Although previous studies had showed that higher priority patients had a higher likelihood of dying[6], we found that ESI category was a poor predictor of mortality. It is plausible that this is because higher ESI categories likely led to earlier and more aggressive treatment which changed the course of the poisoning and overall outcome. In addition, the fact that pesticides have varying toxicokinetics and toxicodynamics may mean that the disease progress in these patients may not follow the same course as other conditions. It implies that stability at triage may not necessarily predict patients’ outcomes and all of them require urgent and aggressive treatment nonetheless. The presence of antidotes may also alter the course of the disease despite the severity on admission and therefore would explain the poor association with mortality.

We also found that male gender, time of admission, and triage vital signs especially hypoxia, tachypnoea, hypotension, and hypothermia were good predictors of mortality in these patients. These findings are similar to those reported in previous studies. A study on emergency centre mortality in Taiwan found that suicide attempt, respiratory distress, and hypothermia were significant predictors of mortality in pesticide poisoning[10].

Although initial triage category was a poor predictor of mortality, initial triage vital signs, gender, and time of admission significantly predicted mortality in these patients. A multi-centre study should be done to assess a simple-to-use emergency centre tool that utilizes initial triage vital signs for the risk stratification of patients with APP. Patients with APP should be intensively monitored and managed irrespective of their initial triage category.

This was a small heterogeneous study sample that was composed of mostly dying or critical patients (ESI 1). Hence the other categories were not well represented. Another limitation was that 5 patients were lost to follow up. Of these, 3 had improved at the time of discharge while 2 were still sick but escaped from the ward and failed to pick up when called. So it is likely that these numbers would not significantly impact the results.

The enrolment depended on notification of research assistants by the triage team and therefore it is possible that we might have missed data from those patients that we were not notified about.

This study was funded by the principal investigator who is the first author. We did not receive funding from any other organization or individuals.

Dissemination of results

The results from this study were shared with Mbarara Regional Referral Hospital clinical team, and administration.
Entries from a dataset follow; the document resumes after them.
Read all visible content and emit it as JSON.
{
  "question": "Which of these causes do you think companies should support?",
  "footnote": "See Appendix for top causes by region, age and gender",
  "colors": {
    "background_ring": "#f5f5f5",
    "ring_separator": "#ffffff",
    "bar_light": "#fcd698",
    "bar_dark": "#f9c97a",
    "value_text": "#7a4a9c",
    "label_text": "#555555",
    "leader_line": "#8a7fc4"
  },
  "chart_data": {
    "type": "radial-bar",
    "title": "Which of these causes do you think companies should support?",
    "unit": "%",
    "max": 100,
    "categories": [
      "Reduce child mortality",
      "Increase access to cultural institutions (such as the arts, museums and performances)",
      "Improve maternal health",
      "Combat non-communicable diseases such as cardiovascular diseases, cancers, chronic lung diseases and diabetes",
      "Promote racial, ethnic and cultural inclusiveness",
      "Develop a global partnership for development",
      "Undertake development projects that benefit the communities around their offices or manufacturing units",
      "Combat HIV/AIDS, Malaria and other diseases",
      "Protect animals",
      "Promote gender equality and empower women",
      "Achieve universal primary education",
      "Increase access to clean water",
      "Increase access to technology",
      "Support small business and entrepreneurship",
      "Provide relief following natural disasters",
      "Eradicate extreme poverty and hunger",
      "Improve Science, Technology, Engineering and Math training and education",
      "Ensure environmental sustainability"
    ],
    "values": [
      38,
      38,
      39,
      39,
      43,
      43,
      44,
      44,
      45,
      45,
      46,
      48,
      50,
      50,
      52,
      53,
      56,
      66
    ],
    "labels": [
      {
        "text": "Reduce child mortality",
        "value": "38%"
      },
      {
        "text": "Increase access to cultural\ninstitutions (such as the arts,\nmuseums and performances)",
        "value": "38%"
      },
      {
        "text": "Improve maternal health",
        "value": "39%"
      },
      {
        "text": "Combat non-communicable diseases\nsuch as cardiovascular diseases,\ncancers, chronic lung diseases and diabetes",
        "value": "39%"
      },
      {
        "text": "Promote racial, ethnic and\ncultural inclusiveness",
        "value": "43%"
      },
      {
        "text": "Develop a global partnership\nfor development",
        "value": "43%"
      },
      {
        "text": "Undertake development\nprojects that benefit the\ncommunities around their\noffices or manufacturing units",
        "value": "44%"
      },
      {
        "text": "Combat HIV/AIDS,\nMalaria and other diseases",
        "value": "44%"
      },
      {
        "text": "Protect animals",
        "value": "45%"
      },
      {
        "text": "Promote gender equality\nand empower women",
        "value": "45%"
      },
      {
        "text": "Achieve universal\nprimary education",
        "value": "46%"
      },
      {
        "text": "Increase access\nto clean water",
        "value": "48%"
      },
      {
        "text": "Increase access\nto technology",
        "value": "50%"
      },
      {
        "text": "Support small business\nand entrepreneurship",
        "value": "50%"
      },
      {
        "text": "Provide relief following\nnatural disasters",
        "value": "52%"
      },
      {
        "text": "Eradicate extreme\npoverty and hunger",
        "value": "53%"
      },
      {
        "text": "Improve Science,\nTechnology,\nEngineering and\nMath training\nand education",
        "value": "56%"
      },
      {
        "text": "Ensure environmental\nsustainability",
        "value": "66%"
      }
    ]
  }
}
A copy was given to the MUST Department of Emergency Medicine,

Internal medicine, Faculty of Medicine, and Library.

Authors’ contribution

Authors contributed as follow to the conception or design of the work; the acquisition, analysis, or interpretation of data for the work; and drafting the work or revising it critically for important intellectual content: JAO contributed 50%; DH 25%; and HC 25% each. All authors approved the version to be published and agreed to be accountable for all aspects of the work.

Declaration of Competing Interest

The authors declared no conflicts of interest.